On a plantation not far from the river, we learned they had made eight bales to the hand. Mentioning it, afterwards, to a man who knew the place, he said they had planted earlier than their neighbours, and worked night and day, and, he believed, had lied, besides. They had sent cotton both by Galveston and by Grand Ecore, and had found the cost the same, about $8 per bale of 500 lbs.

We called at a plantation offered for sale. It was described in the hand-bills as having a fine house. We found it a cabin without windows. The proprietor said he had made ten bales to the hand, and would sell with all the improvements, a new gin-house, press, etc., for $6 per acre.

The roadside, though free from the gloom of pines, did not cheer up, the number of deserted wrecks of plantations not at all diminishing. The occupied cabins were no better than before. We had entered our promised land; but the oil and honey of gladness and peace were nowhere visible. The people we met were the most sturdily inquisitive I ever saw. Nothing staggered them, and we found our account in making a clean breast of it as soon as they approached.

We rode through the shire-town, Milam, without noticing it. Its buildings, all told, are six in number.

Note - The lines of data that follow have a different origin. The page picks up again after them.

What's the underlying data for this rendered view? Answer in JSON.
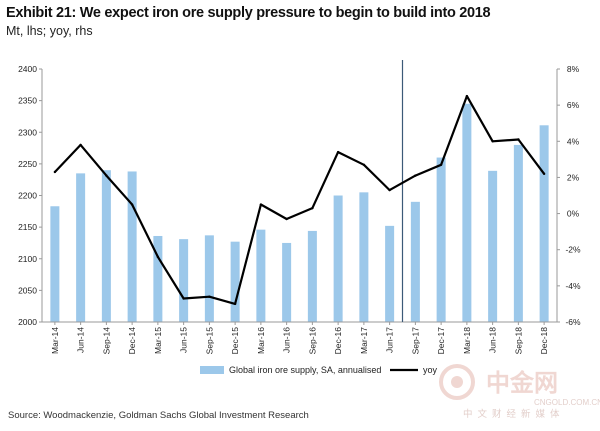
{
  "header": {
    "title": "Exhibit 21: We expect iron ore supply pressure to begin to build into 2018",
    "subtitle": "Mt, lhs; yoy, rhs"
  },
  "footer": {
    "source": "Source: Woodmackenzie, Goldman Sachs Global Investment Research"
  },
  "watermark": {
    "main": "中金网",
    "url": "CNGOLD.COM.CN",
    "sub": "中文财经新媒体"
  },
  "colors": {
    "bar": "#9cc8ea",
    "line": "#000000",
    "axis": "#9a9a9a",
    "divider": "#3c5a78"
  },
  "chart_data": {
    "type": "bar",
    "categories": [
      "Mar-14",
      "Jun-14",
      "Sep-14",
      "Dec-14",
      "Mar-15",
      "Jun-15",
      "Sep-15",
      "Dec-15",
      "Mar-16",
      "Jun-16",
      "Sep-16",
      "Dec-16",
      "Mar-17",
      "Jun-17",
      "Sep-17",
      "Dec-17",
      "Mar-18",
      "Jun-18",
      "Sep-18",
      "Dec-18"
    ],
    "series": [
      {
        "name": "Global iron ore supply, SA, annualised",
        "type": "bar",
        "axis": "left",
        "values": [
          2183,
          2235,
          2240,
          2238,
          2136,
          2131,
          2137,
          2127,
          2146,
          2125,
          2144,
          2200,
          2205,
          2152,
          2190,
          2260,
          2345,
          2239,
          2280,
          2311
        ]
      },
      {
        "name": "yoy",
        "type": "line",
        "axis": "right",
        "values": [
          2.3,
          3.8,
          2.1,
          0.5,
          -2.4,
          -4.7,
          -4.6,
          -5.0,
          0.5,
          -0.3,
          0.3,
          3.4,
          2.7,
          1.3,
          2.1,
          2.7,
          6.5,
          4.0,
          4.1,
          2.2
        ]
      }
    ],
    "y_left": {
      "ylim": [
        2000,
        2400
      ],
      "ticks": [
        2000,
        2050,
        2100,
        2150,
        2200,
        2250,
        2300,
        2350,
        2400
      ]
    },
    "y_right": {
      "ylim": [
        -6,
        8
      ],
      "ticks": [
        "-6%",
        "-4%",
        "-2%",
        "0%",
        "2%",
        "4%",
        "6%",
        "8%"
      ]
    },
    "forecast_divider_after": "Jun-17",
    "legend_position": "bottom"
  }
}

We passed several immigrant trains in motion, in spite of the weather. Their aspect was truly pitiful. Splashed with a new coating of red mud, dripping, and staggering, beating still the bones of their long worn-out cattle, they floundered helplessly on.

San Augustine made no very charming impression as we entered, nor did we find any striking improvement on longer acquaintance. It is a town of perhaps fifty or sixty houses, and half a dozen shops. Most of the last front upon a central square acre of neglected mud. The dwellings are clap-boarded, and of a much higher class than the plantation dwellings. As to the people, a resident told us there was but one man in the town that was not in the constant habit of getting drunk, and that this gentleman relaxed his Puritanic severity during our stay in view of the fact that Christmas came but once that year.

Late on Christmas eve, we were invited to the window by our landlady, to see the pleasant local custom of The Christmas Serenade. A band of pleasant spirits started from the square, blowing tin horns, and beating tin pans, and visited in succession every house in the village, kicking in doors, and pulling down fences, until every male member of the family had appeared, with appropriate instruments, and joined the merry party. They then marched to the square, and ended the ceremony with a centupled tin row. In this touching commemoration, as strangers, we were not urged to participate.

A gentleman of the neighbourhood, addicted, as we knew, to a partiality towards a Rip Van Winkle, tavern-lounging style of living, told us he was himself regarded by many of his neighbours with an evil eye, on account of his “stuck-up” deportment, and his habit of minding too strictly his own business. He had been candidate for representative, and had, he thought, probably been defeated on this ground, as he was sure his politics were right.

Not far from the village stands an edifice, which, having three stories and sashed windows, at once attracted our attention. On inquiry, we learned a story, curiously illustrative of Texan and human life. It appeared that two universities were chartered for San Augustine, the one under the protection of the Methodists, the other of the Presbyterians. The country being feebly settled, the supply of students was short, and great was the consequent rivalry between the institutions. The neighbouring people took sides upon the subject so earnestly, that, one fine day, the president of the Presbyterian University was shot down in the street. After this, both dwindled, and seeing death by starvation staring them in the face, they made an arrangement by which both were taken under charge of the fraternity of Masons. The buildings are now used under the style of “The Masonic Institute,” the one for boys, the other for girls. The boys occupy only the third story, and the two lower stories are falling to ludicrous decay—the boarding dropping off, and the windows on all sides dashed in.

The Mexican habitations of which San Augustine was once composed, have all disappeared. We could not find even a trace of them.